Highlights & Insights¶
- The simple change of "replacing short connections with long connections" has far-reaching effects—automatic compression, robustness, and reduced forgetting.
- The DG/FG ratio analysis provides a clear framework for understanding the compression mechanism.
- Adaptive depth is the most valuable property—search-free architectural efficiency is highly significant for real-world deployment.
Limitations & Future Work¶
- Training time is approximately 2× that of ResNet (700 vs. 300 epochs).
- Validation is limited to small- and medium-scale models—billion-parameter regimes have not been tested.
- No theoretical guarantee that compression is always optimal.
- The truncation depth at inference still requires manual determination.
Related Work & Insights¶
- vs. ResNet: A simple substitution of short residual connections with long forward connections, yet the effect is fundamentally different.

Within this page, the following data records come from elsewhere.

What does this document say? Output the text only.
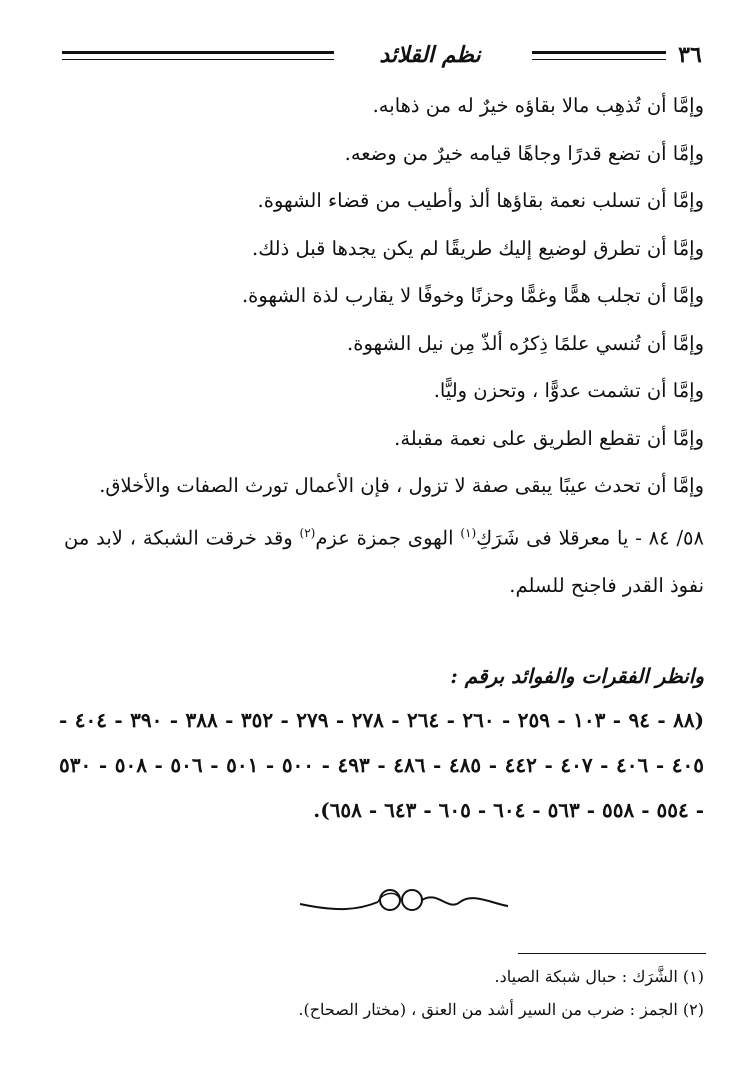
٣٦
نظم القلائد

وإمَّا أن تُذهِب مالا بقاؤه خيرٌ له من ذهابه.

وإمَّا أن تضع قدرًا وجاهًا قيامه خيرٌ من وضعه.

وإمَّا أن تسلب نعمة بقاؤها ألذ وأطيب من قضاء الشهوة.

وإمَّا أن تطرق لوضيع إليك طريقًا لم يكن يجدها قبل ذلك.

وإمَّا أن تجلب همًّا وغمًّا وحزنًا وخوفًا لا يقارب لذة الشهوة.

وإمَّا أن تُنسي علمًا ذِكرُه ألذّ مِن نيل الشهوة.

وإمَّا أن تشمت عدوًّا ، وتحزن وليًّا.

وإمَّا أن تقطع الطريق على نعمة مقبلة.

وإمَّا أن تحدث عيبًا يبقى صفة لا تزول ، فإن الأعمال تورث الصفات والأخلاق.

٥٨/ ٨٤ - يا معرقلا فى شَرَكِ$^{(١)}$ الهوى جمزة عزم$^{(٢)}$ وقد خرقت الشبكة ، لابد من نفوذ القدر فاجنح للسلم.

وانظر الفقرات والفوائد برقم :
(٨٨ - ٩٤ - ١٠٣ - ٢٥٩ - ٢٦٠ - ٢٦٤ - ٢٧٨ - ٢٧٩ - ٣٥٢ - ٣٨٨ - ٣٩٠ - ٤٠٤ - ٤٠٥ - ٤٠٦ - ٤٠٧ - ٤٤٢ - ٤٨٥ - ٤٨٦ - ٤٩٣ - ٥٠٠ - ٥٠١ - ٥٠٦ - ٥٠٨ - ٥٣٠ - ٥٥٤ - ٥٥٨ - ٥٦٣ - ٦٠٤ - ٦٠٥ - ٦٤٣ - ٦٥٨).

(١) الشَّرَك : حبال شبكة الصياد.

(٢) الجمز : ضرب من السير أشد من العنق ، (مختار الصحاح).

- vs. LayerDrop: LayerDrop requires an explicit pruning strategy; ACN compresses automatically.
- vs. DenseNet: DenseNet connects each layer to all subsequent layers (forward + lateral); ACN connects only to the output (simpler).
Rating¶
- Novelty: ⭐⭐⭐⭐⭐ An elegant work in which a simple architectural change produces far-reaching impact.
- Experimental Thoroughness: ⭐⭐⭐⭐ MLP-Mixer + ViT + BERT evaluated across robustness, continual learning, and transfer learning dimensions.
- Writing Quality: ⭐⭐⭐⭐ The DG/FG analysis is intuitive and accessible.
- Value: ⭐⭐⭐⭐⭐ Reframes the understanding of residual connections and establishes a new paradigm for automatic compression.